From the down of man outr stories have carried life experience, outlooks, awe of the great unknown and it has become our culture. Stoies are nothing but hundreds of thousands of years of human psychology baked into the grand illusion that is film. It is by far – BY FAR – the most sacred thing we have. And it is a positive thing that we don’t revere it in a way that makes it stale and stiff but makes it live. Going from person to person – young and old.
But there is time for a warning. If you try to break the sacred veil of the poetry of humanity and force it into a “12 point” scheme or a strict plot point structure you are trying to make stories small and overseeable. Like an accountant want’s everything neatly organized. It doesn’t work that way.
We are in a time right now when humanity has been dragged into this massive machine that wan’ts to make us ONE. And the thing is it removes one of the most important parts of humanities storytelling tradition. It removes the provocative. The “outside the box”. In Northern Mythology we had the Skald. The storyteller that knew all of the stories and could tell them in an engaging way. The film directors of today. Or writers.
Skald is the same word as Scold. To scold someone. The Skald was a great provocateur. The Skald would provoke your world view. Meka you question the ones in power, yourself, the world. An extremely important thing in storytelling.
Hollywood is stroking you the right way. All of the time. Trying to make you join the ONE where we will all be consumers in the temple of “it basically sells itself”. And poeple who wants to joing in feed into it writing useless books on story structure. Structure that gives you that comforting feeling that you know exactly how it is going to end. You know exactly what certain characters are going to do and say. Nothing is scolding you. And you will remember none of it and it will have no lasting impact on you.

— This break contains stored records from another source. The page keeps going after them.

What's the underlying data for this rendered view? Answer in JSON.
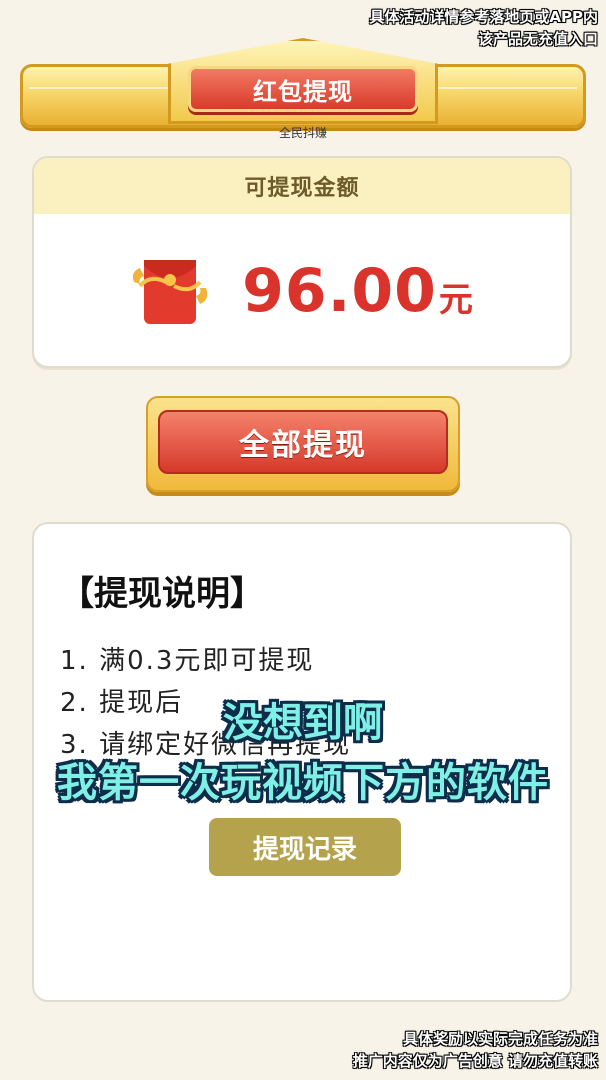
{
  "notices": {
    "top_line1": "具体活动详情参考落地页或APP内",
    "top_line2": "该产品无充值入口",
    "bottom_line1": "具体奖励以实际完成任务为准",
    "bottom_line2": "推广内容仅为广告创意  请勿充值转账"
  },
  "header": {
    "title": "红包提现",
    "app_name": "全民抖赚"
  },
  "balance": {
    "label": "可提现金额",
    "amount": "96.00",
    "unit": "元",
    "icon": "red-packet-icon"
  },
  "actions": {
    "withdraw_all": "全部提现",
    "records": "提现记录"
  },
  "instructions": {
    "title": "【提现说明】",
    "items": [
      "1. 满0.3元即可提现",
      "2. 提现后",
      "3. 请绑定好微信再提现"
    ]
  },
  "subtitles": {
    "line1": "没想到啊",
    "line2": "我第一次玩视频下方的软件"
  },
  "colors": {
    "accent_red": "#d9332b",
    "gold": "#f0b93a",
    "record_button": "#b5a24c",
    "subtitle": "#7ff0e6"
  }
}
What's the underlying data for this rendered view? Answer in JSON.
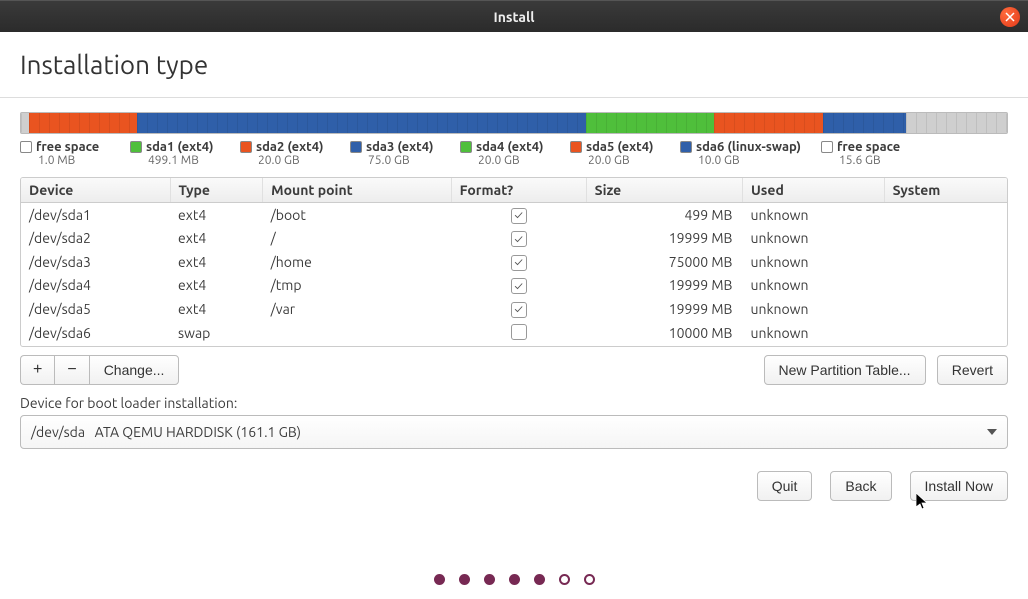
{
  "window": {
    "title": "Install"
  },
  "page": {
    "heading": "Installation type"
  },
  "partbar": [
    {
      "color": "#cfcfcf",
      "width": 0.8
    },
    {
      "color": "#e95420",
      "width": 11.0
    },
    {
      "color": "#2f5fa9",
      "width": 45.5
    },
    {
      "color": "#4fbf3b",
      "width": 13.0
    },
    {
      "color": "#e95420",
      "width": 11.0
    },
    {
      "color": "#2f5fa9",
      "width": 8.5
    },
    {
      "color": "#cfcfcf",
      "width": 10.2
    }
  ],
  "legend": [
    {
      "swatch": "#ffffff",
      "label": "free space",
      "sub": "1.0 MB"
    },
    {
      "swatch": "#4fbf3b",
      "label": "sda1 (ext4)",
      "sub": "499.1 MB"
    },
    {
      "swatch": "#e95420",
      "label": "sda2 (ext4)",
      "sub": "20.0 GB"
    },
    {
      "swatch": "#2f5fa9",
      "label": "sda3 (ext4)",
      "sub": "75.0 GB"
    },
    {
      "swatch": "#4fbf3b",
      "label": "sda4 (ext4)",
      "sub": "20.0 GB"
    },
    {
      "swatch": "#e95420",
      "label": "sda5 (ext4)",
      "sub": "20.0 GB"
    },
    {
      "swatch": "#2f5fa9",
      "label": "sda6 (linux-swap)",
      "sub": "10.0 GB"
    },
    {
      "swatch": "#ffffff",
      "label": "free space",
      "sub": "15.6 GB"
    }
  ],
  "table": {
    "headers": [
      "Device",
      "Type",
      "Mount point",
      "Format?",
      "Size",
      "Used",
      "System"
    ],
    "rows": [
      {
        "device": "/dev/sda1",
        "type": "ext4",
        "mount": "/boot",
        "format": true,
        "size": "499 MB",
        "used": "unknown",
        "system": ""
      },
      {
        "device": "/dev/sda2",
        "type": "ext4",
        "mount": "/",
        "format": true,
        "size": "19999 MB",
        "used": "unknown",
        "system": ""
      },
      {
        "device": "/dev/sda3",
        "type": "ext4",
        "mount": "/home",
        "format": true,
        "size": "75000 MB",
        "used": "unknown",
        "system": ""
      },
      {
        "device": "/dev/sda4",
        "type": "ext4",
        "mount": "/tmp",
        "format": true,
        "size": "19999 MB",
        "used": "unknown",
        "system": ""
      },
      {
        "device": "/dev/sda5",
        "type": "ext4",
        "mount": "/var",
        "format": true,
        "size": "19999 MB",
        "used": "unknown",
        "system": ""
      },
      {
        "device": "/dev/sda6",
        "type": "swap",
        "mount": "",
        "format": false,
        "size": "10000 MB",
        "used": "unknown",
        "system": ""
      }
    ]
  },
  "buttons": {
    "add": "+",
    "remove": "−",
    "change": "Change...",
    "new_partition_table": "New Partition Table...",
    "revert": "Revert",
    "quit": "Quit",
    "back": "Back",
    "install_now": "Install Now"
  },
  "bootloader": {
    "label": "Device for boot loader installation:",
    "value": "/dev/sda   ATA QEMU HARDDISK (161.1 GB)"
  },
  "steps": {
    "total": 7,
    "current": 5
  }
}
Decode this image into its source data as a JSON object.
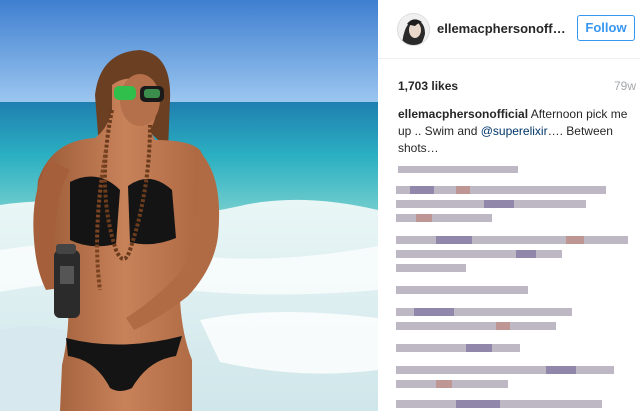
{
  "post": {
    "username": "ellemacphersonofficial",
    "follow_label": "Follow",
    "likes": "1,703 likes",
    "age": "79w",
    "caption_user": "ellemacphersonofficial",
    "caption_text_1": " Afternoon pick me up .. Swim and ",
    "caption_mention": "@superelixir",
    "caption_text_2": "…. Between shots…"
  },
  "colors": {
    "follow_blue": "#3897f0",
    "text": "#262626",
    "muted": "#a5a7aa",
    "mention": "#003569"
  },
  "icons": {
    "avatar": "profile-avatar"
  }
}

If you respect the millions of people that came before you and that made you what you are and who’s stories was based on experiences of hardship I think it is time to question how you tell stories and what stories you tell. Three act, plot points, 12 points? Do you really think there are basically three characters and five types of stories and they are all told in the same way where the bad guy gets killed in the end? You are wrong. Greek drama had at least five acts. Usually more. The archetypes are profound and deep in a way that is far more complex than any Marvel hero. Story structure is only a tiny part of the experience of storytelling. That “thing” we can’t touch – the feelings and the poetry of cinema is what will make your movie hard to forget.